The Center for Information Services and High Performance Computing (ZIH) is a central scientific unit of the Technische Universität Dresden in Germany with a broad spectrum of services and research activities. With its interdisciplinary orientation, ZIH supports other departments and institutions in their research and education for all matters related to information technology and computer science.

In its mission to be a competence centre for scientific computing, parallel programming, and performance optimization, ZIH offers its HPC resources to academic users as well as support for HPC application developers. It also cooperates with other international HPC centers to assist users in enhancing their programs on highly parallel systems with more than 100,000 cores.

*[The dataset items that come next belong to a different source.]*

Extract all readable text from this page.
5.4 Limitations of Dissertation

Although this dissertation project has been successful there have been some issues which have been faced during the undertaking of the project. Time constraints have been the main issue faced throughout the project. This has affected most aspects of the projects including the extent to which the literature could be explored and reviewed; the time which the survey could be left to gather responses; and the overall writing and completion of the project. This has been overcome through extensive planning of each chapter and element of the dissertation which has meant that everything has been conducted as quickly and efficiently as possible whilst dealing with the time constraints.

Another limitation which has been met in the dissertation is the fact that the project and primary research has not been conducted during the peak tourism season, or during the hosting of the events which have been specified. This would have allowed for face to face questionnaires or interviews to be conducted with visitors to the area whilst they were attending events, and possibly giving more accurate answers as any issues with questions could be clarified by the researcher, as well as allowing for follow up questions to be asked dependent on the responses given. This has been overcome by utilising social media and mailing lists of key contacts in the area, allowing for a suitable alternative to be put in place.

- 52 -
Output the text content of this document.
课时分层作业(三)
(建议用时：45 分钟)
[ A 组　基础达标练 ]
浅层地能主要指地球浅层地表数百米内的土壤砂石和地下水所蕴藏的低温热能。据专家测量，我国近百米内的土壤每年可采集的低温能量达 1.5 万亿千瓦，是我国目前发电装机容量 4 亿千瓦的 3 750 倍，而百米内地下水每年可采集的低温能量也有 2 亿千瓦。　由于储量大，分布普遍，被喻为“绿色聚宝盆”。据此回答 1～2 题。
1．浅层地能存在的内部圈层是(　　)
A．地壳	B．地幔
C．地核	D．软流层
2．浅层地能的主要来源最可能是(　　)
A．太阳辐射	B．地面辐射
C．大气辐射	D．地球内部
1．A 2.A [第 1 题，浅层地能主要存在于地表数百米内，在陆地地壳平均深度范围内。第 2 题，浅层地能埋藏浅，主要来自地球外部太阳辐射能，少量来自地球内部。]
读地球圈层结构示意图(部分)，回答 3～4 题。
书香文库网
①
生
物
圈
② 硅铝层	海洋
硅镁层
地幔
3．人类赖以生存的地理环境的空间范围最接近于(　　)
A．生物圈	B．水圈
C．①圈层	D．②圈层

ZIH’s own research activities include interactive performance analysis and visualization based on event tracing methods, as well as automatic debugging tools that use a runtime error detection approach. The widely used tool Vampir, which is developed at the ZIH, is one of the leading commercial performance analysis tools. ZIH and other partners jointly develop the scalable measurement environment used by Vampir as an Open Source project. Current research activities for performance analysis focus on pattern processing, GPGPU computing, scalability, and energy aware performance optimization. In the runtime error detection field, ZIH develops the Marmot tool, which automatically detects wide ranges of MPI usage errors. A new 2nd generation runtime error detection called MUST, will provide significant scalability improvements and is jointly developed with Lawrence Livermore National Laboratory.